Loan Limits are not a Loan Cap!
Don’t worry if you find the loan limits associated with the VA provisions confusing; even mortgage professionals don’t always fully understand the ins and outs of the program. As such, you may come across a lot of misinformation and misunderstanding, particularly on the Internet.
A very common misunderstanding is that a VA loan limit is the total amount of money you are allowed to take out as a loan. This is not true; there is no upper limit to a VA loan. You can normally take a loan for the maximum your lender is prepared to loan you; this will depend on your property value, the amount of deposit you have, and what level of repayment you can keep up.
The loan limit simply represents the amount that a qualifying serviceman or woman or veteran can borrow without having to make any down payment. For those who qualify, the VA program has two levels of loan entitlement. In most areas, the first level is $36,000 with the second level being $77,275, making a total of $113,275. As the VA acts as guarantor for 25% of the loan, qualifying personnel in most areas can buy properties with loans of up to $453,100 ($113,275 x 4) without having to think about down payments.
This represents a substantial loan, considering no down payments are required. However, real estate is so expensive in some parts of the USA that it still might not be enough to buy the home you need. Because of this, the VA loan limits are higher in more expensive counties, meaning the amount you can borrow without having to make a down payment is higher.
Loan Limits 2018
At present, the most you can borrow without making a down payment is $721,050 in Honolulu County, Hawaii, and $679,650 on the continental US. If you are looking to purchase in one of the high-cost areas, you will have a larger VA loan entitlement. Where normally a VA borrower will have an entitlement of $113,275 (25% of $453,100), in Honolulu County, the borrower will have an entitlement of $180,262 (25% of $721,050). If you’re looking to take out a second loan with the VA, either for a second property or because of foreclosure, this extra entitlement can be a massive plus.
You won’t usually be asked to make a down payment for a VA loan unless the loan amount is higher than the limit for your county. If it is, you must make a down payment of at least 25% of the differential between the loan limit and the price of your property.
As an example, if the loan limit for your county is $679,650, and you want to purchase a property for $779,650, you’ll need to find a down payment of 25% of the $100,000 difference, i.e., $25,000.
VA Jumbo Loans
The different loan limits help to ensure equality for service personnel and veterans looking to buy in areas that are more expensive than average. For the majority of purchases using the VA provisions, the limit for your county will be $453,100. That generally ensures that it is competitive with alternative loan options, and keeps pace with the price of housing.

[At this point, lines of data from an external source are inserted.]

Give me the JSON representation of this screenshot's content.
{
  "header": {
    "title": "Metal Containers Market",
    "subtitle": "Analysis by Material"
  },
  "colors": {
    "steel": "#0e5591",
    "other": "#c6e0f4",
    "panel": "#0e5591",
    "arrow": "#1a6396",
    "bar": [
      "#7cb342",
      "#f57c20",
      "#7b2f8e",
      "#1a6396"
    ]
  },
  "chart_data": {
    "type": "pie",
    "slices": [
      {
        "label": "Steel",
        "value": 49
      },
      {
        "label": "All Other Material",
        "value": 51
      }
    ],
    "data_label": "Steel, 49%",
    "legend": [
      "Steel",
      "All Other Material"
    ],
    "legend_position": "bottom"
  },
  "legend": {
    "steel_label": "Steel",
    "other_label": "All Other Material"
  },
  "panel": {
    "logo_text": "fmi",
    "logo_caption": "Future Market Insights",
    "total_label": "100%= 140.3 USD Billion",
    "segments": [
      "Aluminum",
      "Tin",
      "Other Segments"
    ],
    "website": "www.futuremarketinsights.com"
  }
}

If you want to borrow more than the limit and qualify to do so, there’s nothing stopping you. If you want to buy a property that costs more than the loan limit for your county (or it might even be below the limit in a high-cost county), you may be looking for what is termed “jumbo” loans. These can be harder to obtain than ordinary VA loans because they require better credit ratings and more assets. A deposit may also be required for this type of loan. However, if you need a large mortgage and can qualify for a “jumbo” loan, this type of loan can be highly advantageous.